Data shows us that irrespective of the size of their landholding, farmers prefer to avail institutional loans. Ones who have actually availed any, however add up to an abysmal count. About a third of India’s agricultural households still rely on informal sources for funds to cope with various events of distress. Additionally, some other reports are indicative of the fact that allied agricultural activities such as livestock, fisheries and forestry receive only 10% of total agricultural credit while their contribution to total agricultural output is at about 40%. Continued incidence of financial exclusion begs one to question whether the current models of financial inclusion are truly applicable to all that it is directed towards. Many reports suggest that the inability of SMFs in accessing institutional credit and services has much to do with bank requirements of collateral. Credit limits, in the case of many banks, are sanctioned against the size of land possessed. Not only does this mean that the people who require more support find less of it, but also that those belonging to the informal economy are wholly eliminated from eligibility. This includes tenant farmers, sharecroppers, and other agricultural wage labourers as well. It is perhaps now time to come up with new approaches which helps us to understand productivity to be central to creditworthiness, and not the size of landholdings.

In this endeavour, after having discussed the reasons why accessing formal financial institutions is difficult for SMF in India, one must elucidate upon what makes non-institutional financial sources an attractive option as a fallback for this particular group (i.e., apart from the fact that the incompatibility of the existing framework of formal institutions forces them to do so).
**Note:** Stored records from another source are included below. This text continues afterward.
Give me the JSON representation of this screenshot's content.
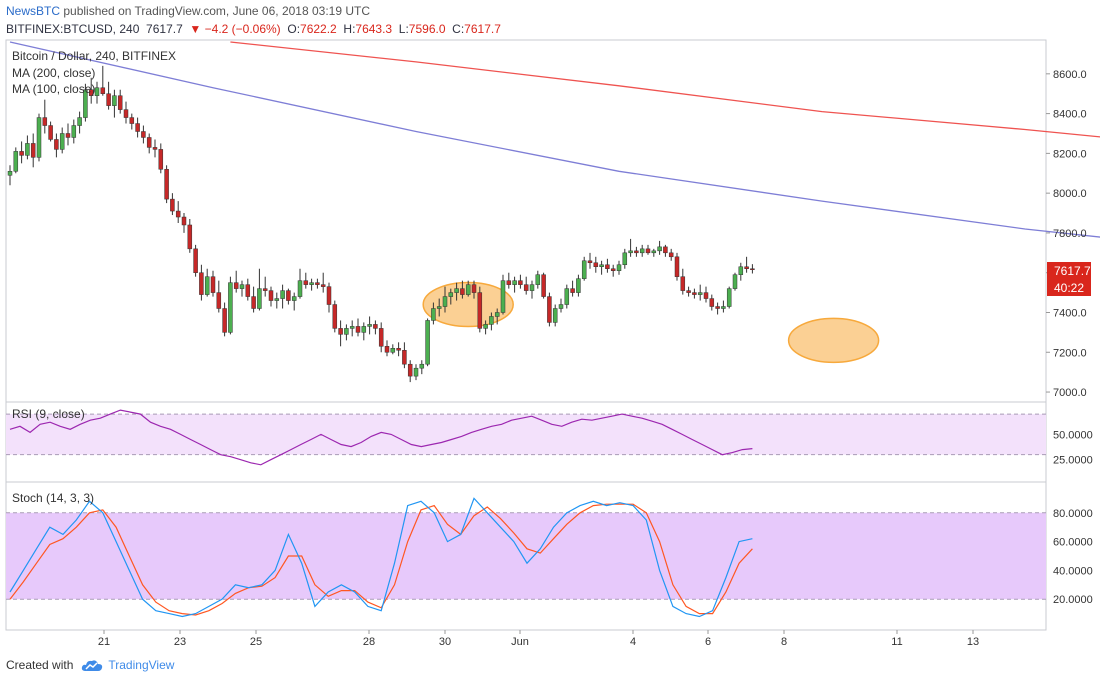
{
  "header": {
    "publisher": "NewsBTC",
    "published_text": "published on TradingView.com, June 06, 2018 03:19 UTC",
    "symbol": "BITFINEX:BTCUSD, 240",
    "last": "7617.7",
    "change": "▼ −4.2 (−0.06%)",
    "o_label": "O:",
    "o_value": "7622.2",
    "h_label": "H:",
    "h_value": "7643.3",
    "l_label": "L:",
    "l_value": "7596.0",
    "c_label": "C:",
    "c_value": "7617.7"
  },
  "legend": {
    "title": "Bitcoin / Dollar, 240, BITFINEX",
    "ma200": "MA (200, close)",
    "ma100": "MA (100, close)",
    "rsi": "RSI (9, close)",
    "stoch": "Stoch (14, 3, 3)"
  },
  "price_badge": {
    "value": "7617.7",
    "timer": "40:22"
  },
  "footer": {
    "created_with": "Created with",
    "brand": "TradingView"
  },
  "colors": {
    "up": "#4caf50",
    "down": "#c62828",
    "ma200": "#ef5350",
    "ma100": "#7e7ed6",
    "rsi_line": "#9c27b0",
    "rsi_band": "#f3e1fb",
    "stoch_band": "#e7c9fb",
    "stoch_k": "#2196f3",
    "stoch_d": "#ff5722",
    "highlight": "#f7a93c",
    "badge": "#d9261c"
  },
  "chart_data": [
    {
      "type": "candlestick",
      "title": "Bitcoin / Dollar, 240, BITFINEX",
      "x_ticks": [
        "21",
        "23",
        "25",
        "28",
        "30",
        "Jun",
        "4",
        "6",
        "8",
        "11",
        "13"
      ],
      "y_ticks": [
        "8600.0",
        "8400.0",
        "8200.0",
        "8000.0",
        "7800.0",
        "7600.0",
        "7400.0",
        "7200.0",
        "7000.0"
      ],
      "ylim": [
        6960,
        8760
      ],
      "candles": [
        [
          8090,
          8140,
          8040,
          8110
        ],
        [
          8110,
          8230,
          8100,
          8210
        ],
        [
          8210,
          8260,
          8150,
          8190
        ],
        [
          8190,
          8290,
          8170,
          8250
        ],
        [
          8250,
          8300,
          8130,
          8180
        ],
        [
          8180,
          8400,
          8160,
          8380
        ],
        [
          8380,
          8470,
          8300,
          8340
        ],
        [
          8340,
          8360,
          8260,
          8270
        ],
        [
          8270,
          8300,
          8180,
          8220
        ],
        [
          8220,
          8330,
          8200,
          8300
        ],
        [
          8300,
          8350,
          8240,
          8280
        ],
        [
          8280,
          8370,
          8250,
          8340
        ],
        [
          8340,
          8410,
          8300,
          8380
        ],
        [
          8380,
          8550,
          8360,
          8520
        ],
        [
          8520,
          8580,
          8450,
          8490
        ],
        [
          8490,
          8560,
          8450,
          8530
        ],
        [
          8530,
          8640,
          8490,
          8500
        ],
        [
          8500,
          8560,
          8420,
          8440
        ],
        [
          8440,
          8520,
          8380,
          8490
        ],
        [
          8490,
          8520,
          8400,
          8420
        ],
        [
          8420,
          8460,
          8350,
          8380
        ],
        [
          8380,
          8400,
          8320,
          8350
        ],
        [
          8350,
          8380,
          8280,
          8310
        ],
        [
          8310,
          8340,
          8250,
          8280
        ],
        [
          8280,
          8300,
          8200,
          8230
        ],
        [
          8230,
          8270,
          8180,
          8220
        ],
        [
          8220,
          8250,
          8100,
          8120
        ],
        [
          8120,
          8140,
          7950,
          7970
        ],
        [
          7970,
          8000,
          7890,
          7910
        ],
        [
          7910,
          7960,
          7850,
          7880
        ],
        [
          7880,
          7900,
          7800,
          7840
        ],
        [
          7840,
          7870,
          7700,
          7720
        ],
        [
          7720,
          7740,
          7580,
          7600
        ],
        [
          7600,
          7640,
          7460,
          7490
        ],
        [
          7490,
          7620,
          7480,
          7580
        ],
        [
          7580,
          7610,
          7480,
          7500
        ],
        [
          7500,
          7560,
          7400,
          7420
        ],
        [
          7420,
          7450,
          7280,
          7300
        ],
        [
          7300,
          7580,
          7290,
          7550
        ],
        [
          7550,
          7610,
          7500,
          7520
        ],
        [
          7520,
          7560,
          7480,
          7540
        ],
        [
          7540,
          7570,
          7460,
          7480
        ],
        [
          7480,
          7530,
          7400,
          7420
        ],
        [
          7420,
          7620,
          7410,
          7520
        ],
        [
          7520,
          7580,
          7480,
          7510
        ],
        [
          7510,
          7530,
          7430,
          7460
        ],
        [
          7460,
          7500,
          7420,
          7470
        ],
        [
          7470,
          7540,
          7420,
          7510
        ],
        [
          7510,
          7520,
          7440,
          7460
        ],
        [
          7460,
          7500,
          7410,
          7480
        ],
        [
          7480,
          7620,
          7470,
          7560
        ],
        [
          7560,
          7600,
          7520,
          7540
        ],
        [
          7540,
          7570,
          7510,
          7550
        ],
        [
          7550,
          7570,
          7520,
          7540
        ],
        [
          7540,
          7600,
          7500,
          7530
        ],
        [
          7530,
          7550,
          7400,
          7440
        ],
        [
          7440,
          7460,
          7300,
          7320
        ],
        [
          7320,
          7360,
          7230,
          7290
        ],
        [
          7290,
          7340,
          7260,
          7320
        ],
        [
          7320,
          7360,
          7280,
          7330
        ],
        [
          7330,
          7370,
          7280,
          7300
        ],
        [
          7300,
          7350,
          7260,
          7330
        ],
        [
          7330,
          7380,
          7290,
          7340
        ],
        [
          7340,
          7360,
          7290,
          7320
        ],
        [
          7320,
          7350,
          7200,
          7230
        ],
        [
          7230,
          7260,
          7180,
          7200
        ],
        [
          7200,
          7240,
          7190,
          7220
        ],
        [
          7220,
          7250,
          7180,
          7210
        ],
        [
          7210,
          7250,
          7120,
          7140
        ],
        [
          7140,
          7160,
          7050,
          7080
        ],
        [
          7080,
          7140,
          7060,
          7120
        ],
        [
          7120,
          7160,
          7090,
          7140
        ],
        [
          7140,
          7370,
          7130,
          7360
        ],
        [
          7360,
          7450,
          7340,
          7420
        ],
        [
          7420,
          7470,
          7380,
          7430
        ],
        [
          7430,
          7530,
          7400,
          7480
        ],
        [
          7480,
          7520,
          7440,
          7500
        ],
        [
          7500,
          7550,
          7460,
          7520
        ],
        [
          7520,
          7560,
          7470,
          7490
        ],
        [
          7490,
          7560,
          7480,
          7540
        ],
        [
          7540,
          7560,
          7470,
          7500
        ],
        [
          7500,
          7530,
          7300,
          7320
        ],
        [
          7320,
          7360,
          7290,
          7340
        ],
        [
          7340,
          7400,
          7310,
          7380
        ],
        [
          7380,
          7420,
          7340,
          7400
        ],
        [
          7400,
          7590,
          7390,
          7560
        ],
        [
          7560,
          7600,
          7520,
          7540
        ],
        [
          7540,
          7580,
          7500,
          7560
        ],
        [
          7560,
          7590,
          7520,
          7540
        ],
        [
          7540,
          7580,
          7490,
          7510
        ],
        [
          7510,
          7560,
          7470,
          7540
        ],
        [
          7540,
          7610,
          7520,
          7590
        ],
        [
          7590,
          7600,
          7470,
          7480
        ],
        [
          7480,
          7500,
          7330,
          7350
        ],
        [
          7350,
          7440,
          7330,
          7420
        ],
        [
          7420,
          7470,
          7400,
          7440
        ],
        [
          7440,
          7540,
          7420,
          7520
        ],
        [
          7520,
          7560,
          7480,
          7500
        ],
        [
          7500,
          7590,
          7480,
          7570
        ],
        [
          7570,
          7680,
          7560,
          7660
        ],
        [
          7660,
          7700,
          7620,
          7650
        ],
        [
          7650,
          7680,
          7600,
          7630
        ],
        [
          7630,
          7660,
          7590,
          7640
        ],
        [
          7640,
          7670,
          7600,
          7620
        ],
        [
          7620,
          7640,
          7580,
          7610
        ],
        [
          7610,
          7660,
          7590,
          7640
        ],
        [
          7640,
          7720,
          7620,
          7700
        ],
        [
          7700,
          7770,
          7680,
          7710
        ],
        [
          7710,
          7730,
          7680,
          7700
        ],
        [
          7700,
          7740,
          7680,
          7720
        ],
        [
          7720,
          7740,
          7690,
          7700
        ],
        [
          7700,
          7720,
          7680,
          7710
        ],
        [
          7710,
          7760,
          7690,
          7730
        ],
        [
          7730,
          7740,
          7680,
          7700
        ],
        [
          7700,
          7720,
          7660,
          7680
        ],
        [
          7680,
          7700,
          7560,
          7580
        ],
        [
          7580,
          7620,
          7490,
          7510
        ],
        [
          7510,
          7530,
          7480,
          7500
        ],
        [
          7500,
          7520,
          7470,
          7490
        ],
        [
          7490,
          7540,
          7460,
          7500
        ],
        [
          7500,
          7530,
          7450,
          7470
        ],
        [
          7470,
          7490,
          7410,
          7430
        ],
        [
          7430,
          7450,
          7390,
          7420
        ],
        [
          7420,
          7460,
          7400,
          7430
        ],
        [
          7430,
          7530,
          7420,
          7520
        ],
        [
          7520,
          7600,
          7510,
          7590
        ],
        [
          7590,
          7650,
          7560,
          7630
        ],
        [
          7630,
          7680,
          7600,
          7620
        ],
        [
          7620,
          7643,
          7596,
          7618
        ]
      ],
      "ma100": [
        [
          0,
          8760
        ],
        [
          35,
          8530
        ],
        [
          70,
          8310
        ],
        [
          105,
          8110
        ],
        [
          140,
          7960
        ],
        [
          175,
          7820
        ],
        [
          210,
          7710
        ],
        [
          245,
          7620
        ]
      ],
      "ma200": [
        [
          38,
          8760
        ],
        [
          70,
          8660
        ],
        [
          105,
          8540
        ],
        [
          140,
          8410
        ],
        [
          175,
          8320
        ],
        [
          210,
          8220
        ],
        [
          245,
          8090
        ]
      ],
      "highlight_zones": [
        [
          79,
          7440
        ],
        [
          142,
          7260
        ],
        [
          241,
          7430
        ]
      ]
    },
    {
      "type": "line",
      "title": "RSI (9, close)",
      "y_ticks": [
        "50.0000",
        "25.0000"
      ],
      "ylim": [
        5,
        80
      ],
      "band": [
        30,
        70
      ],
      "values": [
        55,
        58,
        52,
        60,
        62,
        58,
        55,
        60,
        64,
        66,
        70,
        74,
        72,
        70,
        62,
        58,
        55,
        50,
        45,
        40,
        35,
        30,
        28,
        25,
        22,
        20,
        25,
        30,
        35,
        40,
        45,
        50,
        45,
        40,
        38,
        42,
        48,
        52,
        50,
        45,
        40,
        38,
        40,
        42,
        45,
        48,
        52,
        55,
        58,
        60,
        64,
        66,
        68,
        64,
        60,
        58,
        62,
        65,
        64,
        66,
        68,
        70,
        68,
        66,
        63,
        60,
        55,
        50,
        45,
        40,
        35,
        30,
        32,
        35,
        36
      ]
    },
    {
      "type": "line",
      "title": "Stoch (14, 3, 3)",
      "y_ticks": [
        "80.0000",
        "60.0000",
        "40.0000",
        "20.0000"
      ],
      "ylim": [
        0,
        100
      ],
      "band": [
        20,
        80
      ],
      "k": [
        25,
        40,
        55,
        70,
        65,
        75,
        88,
        80,
        60,
        40,
        20,
        12,
        10,
        8,
        10,
        15,
        20,
        30,
        28,
        30,
        40,
        65,
        45,
        15,
        25,
        30,
        25,
        15,
        12,
        45,
        85,
        88,
        80,
        60,
        65,
        90,
        80,
        70,
        60,
        45,
        55,
        70,
        80,
        85,
        88,
        85,
        87,
        85,
        75,
        40,
        15,
        10,
        8,
        12,
        35,
        60,
        62
      ],
      "d": [
        20,
        32,
        45,
        58,
        62,
        70,
        80,
        82,
        70,
        50,
        30,
        18,
        12,
        10,
        9,
        12,
        17,
        24,
        28,
        29,
        35,
        50,
        50,
        30,
        22,
        26,
        26,
        18,
        14,
        30,
        60,
        82,
        85,
        72,
        65,
        78,
        84,
        76,
        66,
        55,
        52,
        62,
        72,
        80,
        85,
        86,
        86,
        86,
        80,
        60,
        30,
        15,
        10,
        10,
        25,
        45,
        55
      ]
    }
  ]
}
A study conducted by our team at Bharat Inclusion Research Fellowship (BIRF), across five states — Karnataka, Madhya Pradesh, Orissa, Tamil Nadu and Uttar Pradesh — found that amongst 100 individual farmers interviewed, around 50% of them claimed to turn to Self Help Groups (SHG) for financial support. Even farmers who are members of various Farmer Producer Organizations (FPOs), amongst the 200 interviewed, 14.5% of participants said they depended on SHGs for financial support.
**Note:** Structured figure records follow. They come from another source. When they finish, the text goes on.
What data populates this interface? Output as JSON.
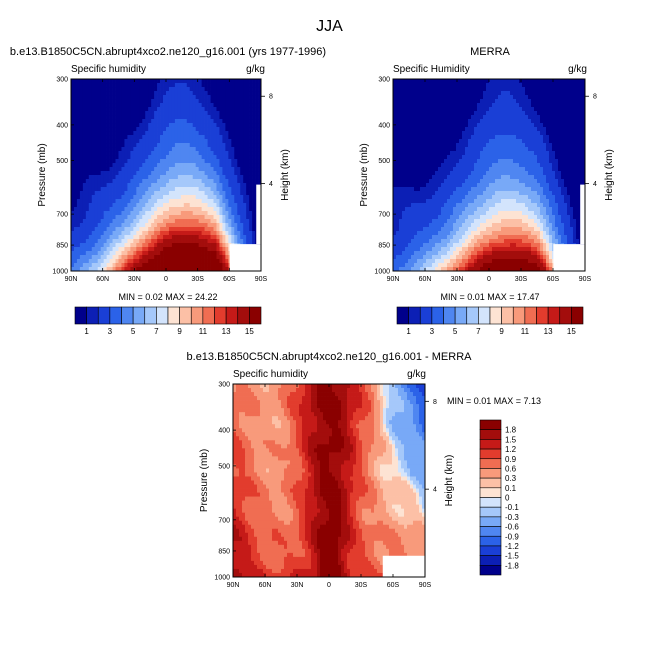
{
  "figure_title": "JJA",
  "panels": [
    {
      "title": "b.e13.B1850C5CN.abrupt4xco2.ne120_g16.001 (yrs 1977-1996)",
      "left_label": "Specific humidity",
      "right_label": "g/kg",
      "stats": "MIN =  0.02  MAX =  24.22"
    },
    {
      "title": "MERRA",
      "left_label": "Specific Humidity",
      "right_label": "g/kg",
      "stats": "MIN =  0.01  MAX =  17.47"
    },
    {
      "title": "b.e13.B1850C5CN.abrupt4xco2.ne120_g16.001 - MERRA",
      "left_label": "Specific humidity",
      "right_label": "g/kg",
      "stats": "MIN =  0.01  MAX =  7.13"
    }
  ],
  "colors": {
    "abs_levels": [
      "#00008b",
      "#0c1fb5",
      "#1a3fd6",
      "#2b62e8",
      "#4f86f1",
      "#78a9f7",
      "#a5c8fa",
      "#d3e4fc",
      "#fde3d3",
      "#fcc0a6",
      "#f89a7b",
      "#f06d52",
      "#e23c2d",
      "#c51a18",
      "#a30d0c",
      "#8a0000"
    ],
    "diff_levels": [
      "#00008b",
      "#0c1fb5",
      "#1a3fd6",
      "#2b62e8",
      "#4f86f1",
      "#78a9f7",
      "#a5c8fa",
      "#d3e4fc",
      "#ffffff",
      "#fde3d3",
      "#fcc0a6",
      "#f89a7b",
      "#f06d52",
      "#e23c2d",
      "#c51a18",
      "#a30d0c",
      "#8a0000"
    ]
  },
  "chart_data": [
    {
      "type": "heatmap",
      "title": "b.e13.B1850C5CN.abrupt4xco2.ne120_g16.001 (yrs 1977-1996)",
      "variable": "Specific humidity",
      "units": "g/kg",
      "xlabel": "",
      "ylabel": "Pressure (mb)",
      "y2label": "Height (km)",
      "x_ticks": [
        "90N",
        "60N",
        "30N",
        "0",
        "30S",
        "60S",
        "90S"
      ],
      "y_ticks": [
        "300",
        "400",
        "500",
        "700",
        "850",
        "1000"
      ],
      "y2_ticks": [
        "8",
        "4"
      ],
      "ylim": [
        1000,
        300
      ],
      "min": 0.02,
      "max": 24.22,
      "colorbar_labels": [
        "1",
        "3",
        "5",
        "7",
        "9",
        "11",
        "13",
        "15"
      ]
    },
    {
      "type": "heatmap",
      "title": "MERRA",
      "variable": "Specific Humidity",
      "units": "g/kg",
      "xlabel": "",
      "ylabel": "Pressure (mb)",
      "y2label": "Height (km)",
      "x_ticks": [
        "90N",
        "60N",
        "30N",
        "0",
        "30S",
        "60S",
        "90S"
      ],
      "y_ticks": [
        "300",
        "400",
        "500",
        "700",
        "850",
        "1000"
      ],
      "y2_ticks": [
        "8",
        "4"
      ],
      "ylim": [
        1000,
        300
      ],
      "min": 0.01,
      "max": 17.47,
      "colorbar_labels": [
        "1",
        "3",
        "5",
        "7",
        "9",
        "11",
        "13",
        "15"
      ]
    },
    {
      "type": "heatmap",
      "title": "b.e13.B1850C5CN.abrupt4xco2.ne120_g16.001 - MERRA",
      "variable": "Specific humidity",
      "units": "g/kg",
      "xlabel": "",
      "ylabel": "Pressure (mb)",
      "y2label": "Height (km)",
      "x_ticks": [
        "90N",
        "60N",
        "30N",
        "0",
        "30S",
        "60S",
        "90S"
      ],
      "y_ticks": [
        "300",
        "400",
        "500",
        "700",
        "850",
        "1000"
      ],
      "y2_ticks": [
        "8",
        "4"
      ],
      "ylim": [
        1000,
        300
      ],
      "min": 0.01,
      "max": 7.13,
      "colorbar_labels": [
        "1.8",
        "1.5",
        "1.2",
        "0.9",
        "0.6",
        "0.3",
        "0.1",
        "0",
        "-0.1",
        "-0.3",
        "-0.6",
        "-0.9",
        "-1.2",
        "-1.5",
        "-1.8"
      ]
    }
  ]
}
This incidence is explained by the sheer accessibility in space and time. While accessibility vis-a-vis space is rather self-explanatory, accessibility in time requires further deliberation. Current design of financial instruments fails to recognise that the ecological systems and cycles that agricultural production is bound by, do not adhere to financial deadlines. This is another factor which engenders hesitation on part of the farmers in accessing formal financial services, driving them to non-institutional sources. Payment cycles of most SHGs however, are more harvest based. SHGs also dispense loans to those without collateral, thus making them the only viable source for the large population of landless labourers and even those without proper documentation of assets. Formal institutions would perhaps make headway in reaching out to the SMF if they were to take into consideration what works for this population rather than just dumping affordable versions of financial products that were created for an entirely different purpose and demographic onto them. In this regard, formal institutions could perhaps even take a page out of the book of SHGs’ policies to ensure that products offered to SMF are those which can reduce the risk of loan failure (sans the exorbitant interest rates of course), and are compatible with their agrarian background.

If the most marginalised agricultural communities are to join the formal economy, they must first be made to understand what they stand to gain from this. This becomes difficult when the services being offered to them are usually incompatible with their economic, ecological and social realities. Small and marginal farmers are often chronically distressed due to a variety of reasons, and it remains the responsibility of the state to usher in policies which ensure that instruments of financial inclusion are designed in accordance with the realities faced by farming communities.